Professor Martin Weisser, who teaches at our university, gave a lecture entitled "Advanced corpus linguistics through simple XML (Tools)" in the National Key Research Center for Linguistics & Applied Linguistics, Guangdong University of Foreign Studies, on June 12, 2014.
Prof. Weisser first introduced XML (extensible Markup Language), which highlights linguistic information and shares similarities with SQL database, SGML and HTML, though SGML and HTML have different functionalities. XML tagging consists of "head tag" and "tail tag" and tags are pair of brackets. The head tag can include attribute names such as ID and attribute values. One advantages of XML is customization, which can meet various linguistic highlighting. Current tools of corpus annotation and transformation are quite hard to learn and prone to err. Therefore, Prof. Weisser proposed a "simple XML" approach.
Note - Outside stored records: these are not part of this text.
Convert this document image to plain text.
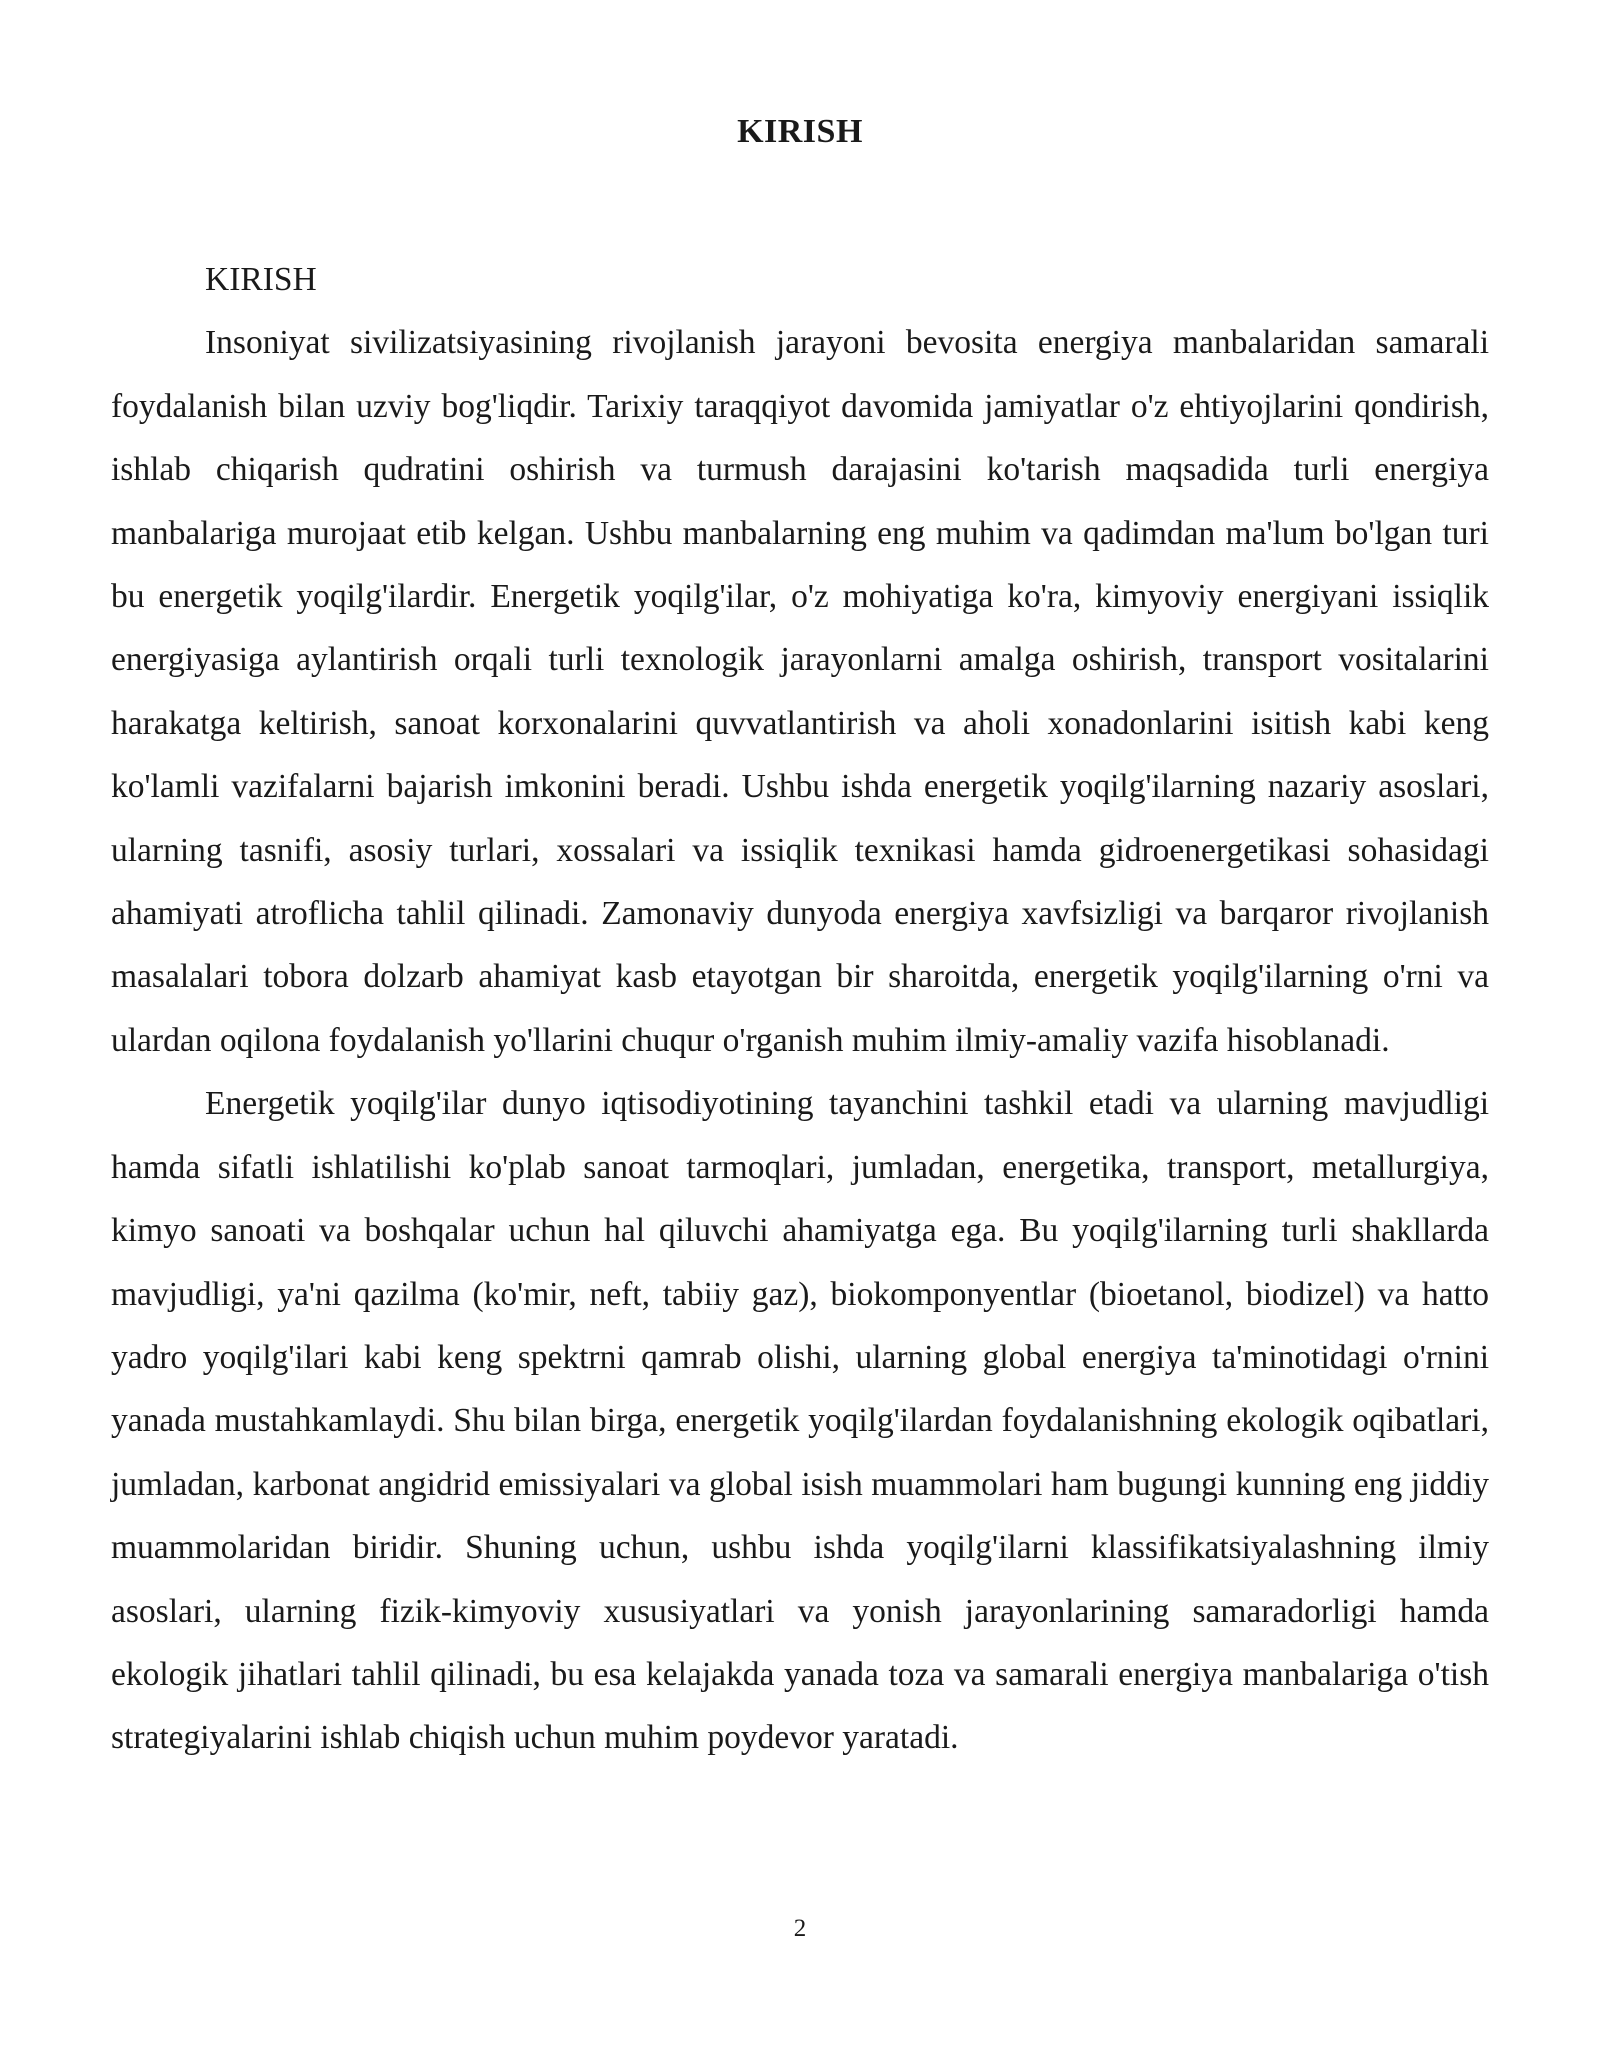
KIRISH

KIRISH

Insoniyat sivilizatsiyasining rivojlanish jarayoni bevosita energiya manbalaridan samarali foydalanish bilan uzviy bog'liqdir. Tarixiy taraqqiyot davomida jamiyatlar o'z ehtiyojlarini qondirish, ishlab chiqarish qudratini oshirish va turmush darajasini ko'tarish maqsadida turli energiya manbalariga murojaat etib kelgan. Ushbu manbalarning eng muhim va qadimdan ma'lum bo'lgan turi bu energetik yoqilg'ilardir. Energetik yoqilg'ilar, o'z mohiyatiga ko'ra, kimyoviy energiyani issiqlik energiyasiga aylantirish orqali turli texnologik jarayonlarni amalga oshirish, transport vositalarini harakatga keltirish, sanoat korxonalarini quvvatlantirish va aholi xonadonlarini isitish kabi keng ko'lamli vazifalarni bajarish imkonini beradi. Ushbu ishda energetik yoqilg'ilarning nazariy asoslari, ularning tasnifi, asosiy turlari, xossalari va issiqlik texnikasi hamda gidroenergetikasi sohasidagi ahamiyati atroflicha tahlil qilinadi. Zamonaviy dunyoda energiya xavfsizligi va barqaror rivojlanish masalalari tobora dolzarb ahamiyat kasb etayotgan bir sharoitda, energetik yoqilg'ilarning o'rni va ulardan oqilona foydalanish yo'llarini chuqur o'rganish muhim ilmiy-amaliy vazifa hisoblanadi.

Energetik yoqilg'ilar dunyo iqtisodiyotining tayanchini tashkil etadi va ularning mavjudligi hamda sifatli ishlatilishi ko'plab sanoat tarmoqlari, jumladan, energetika, transport, metallurgiya, kimyo sanoati va boshqalar uchun hal qiluvchi ahamiyatga ega. Bu yoqilg'ilarning turli shakllarda mavjudligi, ya'ni qazilma (ko'mir, neft, tabiiy gaz), biokomponyentlar (bioetanol, biodizel) va hatto yadro yoqilg'ilari kabi keng spektrni qamrab olishi, ularning global energiya ta'minotidagi o'rnini yanada mustahkamlaydi. Shu bilan birga, energetik yoqilg'ilardan foydalanishning ekologik oqibatlari, jumladan, karbonat angidrid emissiyalari va global isish muammolari ham bugungi kunning eng jiddiy muammolaridan biridir. Shuning uchun, ushbu ishda yoqilg'ilarni klassifikatsiyalashning ilmiy asoslari, ularning fizik-kimyoviy xususiyatlari va yonish jarayonlarining samaradorligi hamda ekologik jihatlari tahlil qilinadi, bu esa kelajakda yanada toza va samarali energiya manbalariga o'tish strategiyalarini ishlab chiqish uchun muhim poydevor yaratadi.

2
It has the following benefits: (1) uses fewer nested elements; (2) relegates more information to attributes; (3) avoids excessive meta-data in headers; (4) keeps enclosing tags and text separate; (5) improves readability; and (6) improves editability. Then Prof. Weisser briefly introduced seven corpus software, available freely in his personal website. They involve "XML tagging and concordancing", "speech act annotation and research", "text feature extraction", and "phonetic transcription".
Prof. Martin Weisser's lecture provides some guide for corpus pragmatics.